Wie sehr Wuffli selbst an eine Fortsetzung seiner Karriere in Amt und Würde glaubte, legen zwei weitere Medienauftritte nahe. Im Frühling 2009, rund ein halbes Jahr nach der Notrettung seiner langjährigen Arbeitgeberin UBS, sprach Wuffli mit dem Internetradio Swissinfo über seine Stiftung zugunsten der Dritten Welt. Er betrachte sich «als Gewinner der Globalisierung», meinte der einstige McKinsey-Sanierer, und fuhr fort: «Aus einem ethischen Gesichtspunkt betrachtet fühle ich mich verantwortlich für alle die, die nicht wie ich von diesem Prozess profitieren konnten.»

Ein halbes Jahr später liess sich Wuffli bei einer Spendenvisite in Madagaskar von einem Rundschau-Team begleiten. Auch diesmal äusserte sich Wuffli ausführlich zur Stiftung, blieb aber zur Finanzkrise und zum UBS-Niedergang zugeknöpft. Es gebe «keine einfachen Erklärungsmuster» und es sei «vielleicht noch zu früh, um die gesamte Situation zu beurteilen», sagte Wuffli in die Kamera. «Selbstverständlich trage ich meinen Teil der Verantwortung dafür, was konkret bei der UBS passierte», zeigte sich Wuffli im Fernsehen selbstkritisch. Um anzufügen, dass der steile Aufstieg und tiefe Fall an «eine innere Transformation» erinnere.

Erst das US-Steuerdebakel brachte Wuffli zu Fall

Damals galt das UBS-Schreckenskapitel als beendet. Die Schweiz hatte sich mit den USA über einen UBS-Sonderdeal geeinigt, die Rechnung sollten Tausende amerikanische Steuersünder bezahlen, die Vergangenheit schien bewältigt, eine neue UBS-Equipe blickte nach vorn. Dann trat ein, was niemand erwartete. Vor Monatsfrist zerpflückten die Gerichte den UBS-Deal, die Politik lief Sturm und die lange nur von den Linken geforderte PUK kam in Griffnähe. Jetzt dämmerte der FDP, dass sie mit ihrem «Freund» Wuffli einen Mühlstein um den Hals hatte. Um nicht weiter in die Tiefe gerissen zu werden, betrieb die Partei Schadensbegrenzung.

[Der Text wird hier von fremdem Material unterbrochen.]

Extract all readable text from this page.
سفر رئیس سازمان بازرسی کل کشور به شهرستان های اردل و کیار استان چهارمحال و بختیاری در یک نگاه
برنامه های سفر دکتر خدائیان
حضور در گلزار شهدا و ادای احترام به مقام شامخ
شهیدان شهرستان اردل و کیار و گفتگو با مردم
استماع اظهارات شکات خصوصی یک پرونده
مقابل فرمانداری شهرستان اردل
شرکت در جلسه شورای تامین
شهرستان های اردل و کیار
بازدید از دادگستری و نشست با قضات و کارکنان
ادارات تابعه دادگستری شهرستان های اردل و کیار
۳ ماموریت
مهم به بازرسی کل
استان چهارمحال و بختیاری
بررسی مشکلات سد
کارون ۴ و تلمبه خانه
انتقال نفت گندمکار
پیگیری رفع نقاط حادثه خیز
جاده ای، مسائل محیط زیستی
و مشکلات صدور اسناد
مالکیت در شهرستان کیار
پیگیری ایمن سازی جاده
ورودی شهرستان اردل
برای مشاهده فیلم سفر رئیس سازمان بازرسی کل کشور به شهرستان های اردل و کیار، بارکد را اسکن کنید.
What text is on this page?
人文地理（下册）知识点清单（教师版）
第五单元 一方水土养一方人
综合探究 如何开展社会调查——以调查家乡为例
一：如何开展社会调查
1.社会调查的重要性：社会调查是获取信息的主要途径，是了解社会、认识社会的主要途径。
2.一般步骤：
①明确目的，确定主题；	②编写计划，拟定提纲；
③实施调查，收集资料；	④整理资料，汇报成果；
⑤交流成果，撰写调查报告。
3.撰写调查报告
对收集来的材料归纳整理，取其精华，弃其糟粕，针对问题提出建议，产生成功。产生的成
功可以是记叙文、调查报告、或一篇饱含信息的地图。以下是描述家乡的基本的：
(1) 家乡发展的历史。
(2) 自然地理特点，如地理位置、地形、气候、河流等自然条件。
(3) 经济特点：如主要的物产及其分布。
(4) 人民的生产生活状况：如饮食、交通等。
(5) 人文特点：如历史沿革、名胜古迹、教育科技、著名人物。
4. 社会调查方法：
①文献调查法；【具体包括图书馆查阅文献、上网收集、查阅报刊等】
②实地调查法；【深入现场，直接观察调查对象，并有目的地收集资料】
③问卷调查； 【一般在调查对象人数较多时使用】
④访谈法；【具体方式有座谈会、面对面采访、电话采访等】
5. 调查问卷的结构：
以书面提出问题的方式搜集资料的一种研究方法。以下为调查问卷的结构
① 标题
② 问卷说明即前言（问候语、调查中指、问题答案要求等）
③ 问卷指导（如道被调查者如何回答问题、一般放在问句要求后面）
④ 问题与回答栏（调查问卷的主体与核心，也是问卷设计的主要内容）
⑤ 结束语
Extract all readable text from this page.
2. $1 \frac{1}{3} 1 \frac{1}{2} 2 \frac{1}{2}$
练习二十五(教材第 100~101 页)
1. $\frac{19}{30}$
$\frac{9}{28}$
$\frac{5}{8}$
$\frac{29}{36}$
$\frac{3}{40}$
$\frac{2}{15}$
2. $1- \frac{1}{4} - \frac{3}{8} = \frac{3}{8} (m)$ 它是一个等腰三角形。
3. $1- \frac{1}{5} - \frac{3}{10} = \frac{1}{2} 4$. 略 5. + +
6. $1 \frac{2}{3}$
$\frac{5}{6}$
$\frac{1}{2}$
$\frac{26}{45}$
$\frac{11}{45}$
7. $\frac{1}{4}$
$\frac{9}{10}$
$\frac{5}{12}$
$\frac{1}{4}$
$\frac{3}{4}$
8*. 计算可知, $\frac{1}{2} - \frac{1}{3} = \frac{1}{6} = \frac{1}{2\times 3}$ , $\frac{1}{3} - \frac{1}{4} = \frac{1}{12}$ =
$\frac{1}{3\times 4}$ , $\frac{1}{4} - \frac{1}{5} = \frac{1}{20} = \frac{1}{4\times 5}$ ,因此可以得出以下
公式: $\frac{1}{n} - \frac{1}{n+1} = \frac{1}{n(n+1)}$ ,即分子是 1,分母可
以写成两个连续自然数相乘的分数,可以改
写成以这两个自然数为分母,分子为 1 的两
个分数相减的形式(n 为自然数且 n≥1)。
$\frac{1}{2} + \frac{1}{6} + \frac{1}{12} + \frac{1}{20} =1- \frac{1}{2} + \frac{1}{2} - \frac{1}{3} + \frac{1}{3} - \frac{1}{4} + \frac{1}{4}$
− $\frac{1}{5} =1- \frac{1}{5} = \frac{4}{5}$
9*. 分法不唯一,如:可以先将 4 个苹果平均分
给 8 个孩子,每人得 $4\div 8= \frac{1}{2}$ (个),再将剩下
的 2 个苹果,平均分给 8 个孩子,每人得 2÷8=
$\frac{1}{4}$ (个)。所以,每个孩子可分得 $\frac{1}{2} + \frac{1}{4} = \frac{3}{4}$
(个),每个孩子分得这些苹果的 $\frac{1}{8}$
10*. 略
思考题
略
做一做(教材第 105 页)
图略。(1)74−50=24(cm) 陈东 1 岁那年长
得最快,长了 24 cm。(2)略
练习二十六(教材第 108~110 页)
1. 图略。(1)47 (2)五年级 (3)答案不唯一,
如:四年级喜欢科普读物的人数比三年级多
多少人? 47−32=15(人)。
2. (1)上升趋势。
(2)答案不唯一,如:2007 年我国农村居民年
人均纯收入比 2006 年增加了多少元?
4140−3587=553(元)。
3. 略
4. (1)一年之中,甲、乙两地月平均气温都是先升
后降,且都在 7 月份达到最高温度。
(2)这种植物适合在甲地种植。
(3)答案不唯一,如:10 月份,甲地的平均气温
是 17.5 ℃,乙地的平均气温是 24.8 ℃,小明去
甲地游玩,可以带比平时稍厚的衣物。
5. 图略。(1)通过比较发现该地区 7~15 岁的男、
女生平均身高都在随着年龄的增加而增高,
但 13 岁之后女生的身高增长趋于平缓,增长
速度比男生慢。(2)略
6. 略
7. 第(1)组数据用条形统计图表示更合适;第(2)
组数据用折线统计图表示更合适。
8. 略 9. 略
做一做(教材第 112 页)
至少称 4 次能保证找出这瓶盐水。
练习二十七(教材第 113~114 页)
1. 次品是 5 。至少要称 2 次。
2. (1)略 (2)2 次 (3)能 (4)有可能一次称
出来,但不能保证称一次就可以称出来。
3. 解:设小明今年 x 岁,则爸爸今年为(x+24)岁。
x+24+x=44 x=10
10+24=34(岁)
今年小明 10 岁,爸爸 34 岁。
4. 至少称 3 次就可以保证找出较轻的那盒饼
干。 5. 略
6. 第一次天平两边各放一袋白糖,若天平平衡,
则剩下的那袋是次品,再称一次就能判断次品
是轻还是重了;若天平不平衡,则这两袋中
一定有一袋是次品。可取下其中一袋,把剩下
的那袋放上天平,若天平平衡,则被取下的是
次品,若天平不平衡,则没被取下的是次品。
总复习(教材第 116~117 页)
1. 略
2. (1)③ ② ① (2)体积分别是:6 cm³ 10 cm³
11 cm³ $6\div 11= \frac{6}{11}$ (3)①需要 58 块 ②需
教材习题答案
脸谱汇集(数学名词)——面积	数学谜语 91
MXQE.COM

Damit ist Peter Wuffli zweieinhalb Jahre nach seinem unfreiwilligen Abgang von der grossen Bankenbühne in homöopathischen Dosen auf dem harten Boden der Schweizer Realität aufgeprallt. Seine Fehler – extreme Risikofreudigkeit gepaart mit miserablem Controlling – werden zwar kaum mehr grosse Schlagzeilen schreiben. Doch auf das freisinnige Establishment kann der letzte der UBS-Kapitäne nicht mehr zählen.

Ironie des Schicksals: Auf Wufflis Präsidentenstuhl der FDP-Freunde setzt sich mit dem Zürcher Flughafenpräsidenten Andreas Schmid einer, der sich nach seinem Rausschmiss bei der Reisegruppe Kuoni ebenfalls vor allem dank dem freisinnigen Netzwerk im Spiel halten konnte.